Gin, Chief Executive Officer of the purchaser, commented, “We are so pleased to be able to acquire the operation of these Luby’s Cafeteria stores, one of the iconic brands in the Texas restaurant market. This transaction will allow us to continue serving the many loyal Luby’s customers at these locations and to provide long-term employment opportunities for the many associates currently at these locations.”
Gerald Bodzy, Chairman of the Board of Luby’s, commented, “I could not be more pleased than to see Calvin Gin, along with many of the existing management team, able to carry on the fine tradition of Luby’s brand of food and service in Texas that dates back to 1947.”

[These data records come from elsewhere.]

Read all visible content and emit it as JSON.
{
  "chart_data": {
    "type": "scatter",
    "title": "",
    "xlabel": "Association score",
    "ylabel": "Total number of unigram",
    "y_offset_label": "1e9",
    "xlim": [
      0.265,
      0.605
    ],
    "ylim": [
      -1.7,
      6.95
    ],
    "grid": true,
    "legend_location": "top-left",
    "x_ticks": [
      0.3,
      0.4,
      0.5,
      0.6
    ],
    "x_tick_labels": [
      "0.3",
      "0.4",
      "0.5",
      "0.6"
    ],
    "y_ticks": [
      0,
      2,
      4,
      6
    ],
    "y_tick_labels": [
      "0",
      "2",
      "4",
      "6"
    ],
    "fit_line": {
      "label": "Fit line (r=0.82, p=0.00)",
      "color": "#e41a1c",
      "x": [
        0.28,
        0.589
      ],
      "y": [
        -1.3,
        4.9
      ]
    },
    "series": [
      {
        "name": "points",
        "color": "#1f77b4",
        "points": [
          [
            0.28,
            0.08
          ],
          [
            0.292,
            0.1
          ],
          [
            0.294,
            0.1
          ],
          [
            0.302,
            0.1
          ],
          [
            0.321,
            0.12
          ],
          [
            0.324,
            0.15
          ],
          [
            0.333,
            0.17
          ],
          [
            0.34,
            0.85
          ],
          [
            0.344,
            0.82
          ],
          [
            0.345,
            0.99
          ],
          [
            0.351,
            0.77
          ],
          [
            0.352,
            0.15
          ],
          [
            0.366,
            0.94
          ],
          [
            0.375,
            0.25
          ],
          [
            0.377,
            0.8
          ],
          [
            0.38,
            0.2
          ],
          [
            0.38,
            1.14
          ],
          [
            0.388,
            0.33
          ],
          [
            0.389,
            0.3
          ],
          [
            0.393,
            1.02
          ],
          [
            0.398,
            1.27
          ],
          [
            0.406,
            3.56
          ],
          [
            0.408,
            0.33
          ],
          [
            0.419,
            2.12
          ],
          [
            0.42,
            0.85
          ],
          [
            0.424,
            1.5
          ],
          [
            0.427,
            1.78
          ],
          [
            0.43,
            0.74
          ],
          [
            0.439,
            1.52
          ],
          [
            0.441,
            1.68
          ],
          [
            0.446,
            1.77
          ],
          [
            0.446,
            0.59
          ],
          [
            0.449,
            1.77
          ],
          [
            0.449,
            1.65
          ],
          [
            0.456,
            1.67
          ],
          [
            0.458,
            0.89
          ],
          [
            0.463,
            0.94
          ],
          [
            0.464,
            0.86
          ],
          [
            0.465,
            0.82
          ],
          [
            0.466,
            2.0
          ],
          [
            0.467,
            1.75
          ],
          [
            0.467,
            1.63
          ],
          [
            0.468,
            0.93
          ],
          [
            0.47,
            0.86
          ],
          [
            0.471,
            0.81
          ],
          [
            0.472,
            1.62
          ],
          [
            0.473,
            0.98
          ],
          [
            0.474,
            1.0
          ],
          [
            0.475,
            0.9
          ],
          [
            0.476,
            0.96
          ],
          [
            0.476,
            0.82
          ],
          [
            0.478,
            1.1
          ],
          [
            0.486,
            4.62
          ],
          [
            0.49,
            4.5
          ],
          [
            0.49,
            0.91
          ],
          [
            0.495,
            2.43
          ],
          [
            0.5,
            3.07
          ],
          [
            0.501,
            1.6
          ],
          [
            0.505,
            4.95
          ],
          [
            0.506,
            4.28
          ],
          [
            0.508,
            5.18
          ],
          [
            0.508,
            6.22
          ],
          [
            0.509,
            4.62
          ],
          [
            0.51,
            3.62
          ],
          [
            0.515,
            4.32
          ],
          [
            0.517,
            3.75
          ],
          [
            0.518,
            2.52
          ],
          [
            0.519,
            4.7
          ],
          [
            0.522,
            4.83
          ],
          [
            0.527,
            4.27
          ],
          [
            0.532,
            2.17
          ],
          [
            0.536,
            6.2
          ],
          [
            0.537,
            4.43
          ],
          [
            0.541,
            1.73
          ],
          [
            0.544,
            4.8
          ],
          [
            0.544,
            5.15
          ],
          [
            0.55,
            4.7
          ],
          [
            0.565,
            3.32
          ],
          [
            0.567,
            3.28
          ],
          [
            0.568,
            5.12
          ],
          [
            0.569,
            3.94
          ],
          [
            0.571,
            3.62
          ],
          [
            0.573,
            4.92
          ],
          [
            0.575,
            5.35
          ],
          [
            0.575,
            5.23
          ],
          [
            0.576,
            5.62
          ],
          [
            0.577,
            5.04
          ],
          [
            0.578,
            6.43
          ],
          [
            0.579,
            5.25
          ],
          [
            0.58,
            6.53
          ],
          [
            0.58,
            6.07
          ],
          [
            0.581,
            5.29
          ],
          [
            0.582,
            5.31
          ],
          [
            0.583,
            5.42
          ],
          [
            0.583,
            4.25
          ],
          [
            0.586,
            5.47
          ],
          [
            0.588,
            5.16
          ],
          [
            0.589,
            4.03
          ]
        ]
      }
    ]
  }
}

Gin is a member of the storied Gin Family, who established The Flying Food Group by Sue Gin, which has grown to the third largest airline catering company in North America and provides food preparation services for others, including Starbucks, throughout the country. Gin currently is a co-founder or partner in several entities including Helios Visions, WorkPlate, and Charming Studios. Previously, he also served as the Chief Financial Officer with Blue Plate Catering, Ltd. and Applause Food Services, Inc.
The sale of the Luby’s Cafeteria operations is another step in the execution of the previously announced plan of Luby’s to sell its assets, pay its liabilities, and return the remaining cash to shareholders under the company’s previously announced plan of liquidation and dissolution approved by its shareholders on November 17, 2020. The company and its financial advisor said it contacted over 235 entities before accepting the best offer, which came from the Gin group.
Luby’s is actively engaged in attempting to monetize the real estate it owns that is related to its cafeteria restaurant business, including the 25 properties the company intends to sell to a third party or parties that can, in turn, provide the purchaser operating leases for those properties. The purchaser will also assume the leases for seven Luby’s locations that are currently under lease. Luby’s is being advised by Jones Lang LaSalle on these real estate sales. The Special Committee of the Board of the company is being advised by Gibson, Dunn & Crutcher LLP on legal matters. The company is also being advised by Sidley Austin LLP on legal transaction matters. The purchaser is being advised by Winston & Strawn LLP on legal matters.
In March, Luby’s completed the sale of many of its Fuddrucker restaurant properties.
The agreement between Luby’s and the purchaser is subject to normal and customary conditions for transactions of this nature. The transaction is not subject to a financing contingency. The parties currently anticipate the transaction will close before the end of the company’s current fiscal year.